One of the first noir-ish games in existence, Deja Vu, the story of amnesiac detective Ace Harding, creates a great atmosphere with its horn-laced soundtrack. Its static visuals and limited animation (if any), rely heavily on sound making the pictures look better, and it sure does. Lucky for us, it was ported to the NES, where we could experience the hard-boiled sounds of intrigue and mystery the way nature intended.

Mafia – Hoboken

Mafia 2 does some very interesting things, like the prison section, but ultimately pales in comparison to the original Mafia, which had a level of freedom missing from its sequel. Sometimes, I like to put on my pork pie hat and take a drive through Little Italy when this track hits the speakers.

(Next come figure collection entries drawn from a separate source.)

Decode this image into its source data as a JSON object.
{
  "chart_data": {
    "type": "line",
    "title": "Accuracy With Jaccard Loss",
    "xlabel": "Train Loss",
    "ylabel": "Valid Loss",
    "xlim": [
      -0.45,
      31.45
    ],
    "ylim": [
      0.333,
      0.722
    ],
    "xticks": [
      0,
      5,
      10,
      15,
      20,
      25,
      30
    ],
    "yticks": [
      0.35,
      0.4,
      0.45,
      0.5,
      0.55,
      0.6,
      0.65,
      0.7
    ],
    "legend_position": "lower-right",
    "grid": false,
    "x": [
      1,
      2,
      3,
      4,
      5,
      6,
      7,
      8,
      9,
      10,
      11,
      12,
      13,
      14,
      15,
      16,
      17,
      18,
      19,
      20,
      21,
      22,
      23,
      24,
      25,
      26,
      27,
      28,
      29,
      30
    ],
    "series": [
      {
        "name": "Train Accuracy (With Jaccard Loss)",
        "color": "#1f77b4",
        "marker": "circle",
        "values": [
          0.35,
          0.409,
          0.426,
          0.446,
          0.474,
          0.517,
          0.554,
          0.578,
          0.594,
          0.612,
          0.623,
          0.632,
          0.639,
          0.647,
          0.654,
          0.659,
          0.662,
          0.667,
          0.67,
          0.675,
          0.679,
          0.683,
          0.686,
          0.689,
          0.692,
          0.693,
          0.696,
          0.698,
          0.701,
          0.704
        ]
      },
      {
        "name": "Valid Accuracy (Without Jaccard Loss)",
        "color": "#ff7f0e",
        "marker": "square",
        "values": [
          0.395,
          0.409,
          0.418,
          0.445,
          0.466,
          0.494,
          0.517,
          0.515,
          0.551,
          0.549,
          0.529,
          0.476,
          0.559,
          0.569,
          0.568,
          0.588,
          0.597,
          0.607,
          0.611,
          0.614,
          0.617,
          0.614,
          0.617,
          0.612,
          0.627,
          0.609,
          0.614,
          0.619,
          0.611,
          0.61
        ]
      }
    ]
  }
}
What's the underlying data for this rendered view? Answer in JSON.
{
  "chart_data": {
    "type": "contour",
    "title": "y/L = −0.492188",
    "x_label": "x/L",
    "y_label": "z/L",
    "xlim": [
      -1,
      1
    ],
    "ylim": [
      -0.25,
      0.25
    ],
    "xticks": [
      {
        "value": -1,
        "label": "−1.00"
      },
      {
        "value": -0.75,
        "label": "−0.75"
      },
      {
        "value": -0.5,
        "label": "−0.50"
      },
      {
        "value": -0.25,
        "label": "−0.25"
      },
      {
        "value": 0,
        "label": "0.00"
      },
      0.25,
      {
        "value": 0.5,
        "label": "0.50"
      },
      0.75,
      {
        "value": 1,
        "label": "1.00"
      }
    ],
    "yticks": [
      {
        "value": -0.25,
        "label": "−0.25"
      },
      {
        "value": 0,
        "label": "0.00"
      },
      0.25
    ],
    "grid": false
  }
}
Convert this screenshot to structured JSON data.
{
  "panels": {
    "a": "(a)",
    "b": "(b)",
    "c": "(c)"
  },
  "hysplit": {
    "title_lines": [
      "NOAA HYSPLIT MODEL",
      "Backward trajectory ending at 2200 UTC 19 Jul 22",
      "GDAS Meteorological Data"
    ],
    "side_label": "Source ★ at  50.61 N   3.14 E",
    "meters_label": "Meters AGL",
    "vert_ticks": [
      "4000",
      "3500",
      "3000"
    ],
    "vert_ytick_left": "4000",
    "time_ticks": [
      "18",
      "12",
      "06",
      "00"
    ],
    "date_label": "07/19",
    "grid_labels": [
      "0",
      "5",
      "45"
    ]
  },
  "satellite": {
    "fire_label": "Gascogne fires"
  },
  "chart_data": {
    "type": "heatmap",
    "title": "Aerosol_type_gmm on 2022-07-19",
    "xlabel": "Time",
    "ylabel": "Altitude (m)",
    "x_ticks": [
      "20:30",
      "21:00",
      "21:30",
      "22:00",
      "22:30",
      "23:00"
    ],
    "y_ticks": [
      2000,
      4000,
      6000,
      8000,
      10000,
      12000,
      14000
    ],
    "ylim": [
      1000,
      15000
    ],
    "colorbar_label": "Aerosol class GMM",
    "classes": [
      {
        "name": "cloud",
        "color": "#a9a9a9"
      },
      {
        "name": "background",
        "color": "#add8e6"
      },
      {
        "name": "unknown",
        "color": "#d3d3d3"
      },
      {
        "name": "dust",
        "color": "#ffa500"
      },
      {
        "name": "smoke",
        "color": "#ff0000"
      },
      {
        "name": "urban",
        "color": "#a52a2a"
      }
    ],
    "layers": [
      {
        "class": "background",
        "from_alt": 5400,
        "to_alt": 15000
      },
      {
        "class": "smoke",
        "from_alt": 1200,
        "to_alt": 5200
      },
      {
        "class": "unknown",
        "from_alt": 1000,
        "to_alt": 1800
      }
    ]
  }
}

Under a Killing Moon – Tex’s Office

Before L.A. Noire and its awkward gameplay and stunning motion capture, there was Tex Murphy. Before Tex Murphy, however, there was Blade Runner. Although the first few Tex Murphy games cribbed liberally from the Ridley Scott film, eventually, Access Software found their own voice and pushed the technological limit of the PC to make it a reality in Under a Killing Moon. It’s the roughest of the modern Tex games, but probably the most remembered. The Tex’s Office theme will remind you of the 90s via the 40s, which barely makes sense. Have another whiskey and don’t worry about it.

Maniac Mansion – Michael’s Theme

Recent Retronauts Lunch Break and podcast featured game Maniac Mansion is overflowing with fantastic music of all genres, all based around the personalities of the kids that you can control. This particular track is the theme of Michael the photographer, and brings the funk along with its smooth. I’m not sure if it’s racist on my part, or your part, but if I said that the character of Michael was an African American, would you be surprised?

Bayonetta – Gates of Hell

The Devil, as portrayed in most media, is often the type of seedy individual who hangs out all night in dive bars, enveloped in cigarette smoke, drinking whiskey by the gross.  While God is omnipotent, jovial, saintly, and full of grace, that kind of attitude doesn’t often lead to very interesting music. Harps. There’s nothing swanky about harps. Thankfully, Bayonetta’s guardian of Hell keeps the tradition alive, serving up drinks and guns with suave sophistication.

Grim Fandango – Smooth Hector

I dare you to say something bad on the Internet about Grim Fandango. Such is the (deserved) love for this game, that about 80,000 people donated 3 million dollars to Tim Shafer on the 1% chance that he might make a sequel. It’s highly improbable that circumstance will occur, but, while we wait patiently for the Double Fine Adventure to reveal itself, we can calm our nerves with this selection from Grim’s incredible soundtrack. Also, whiskey.

Sam and Max Hit the Road – Outside Headquarters

Speaking of LucasArts, it should comes as no surprise that a third game has now ended up on this list. Sam and Max Hit the Road is mostly known for its writing, but did you know that the game contained music too?! It’s true! This mellow track that riffs on the main theme is for hanging out side Sam and Max’s headquarters, thoughtfully contemplating your next move. Usually, that involves turning a cat inside out. Just play it cool, though.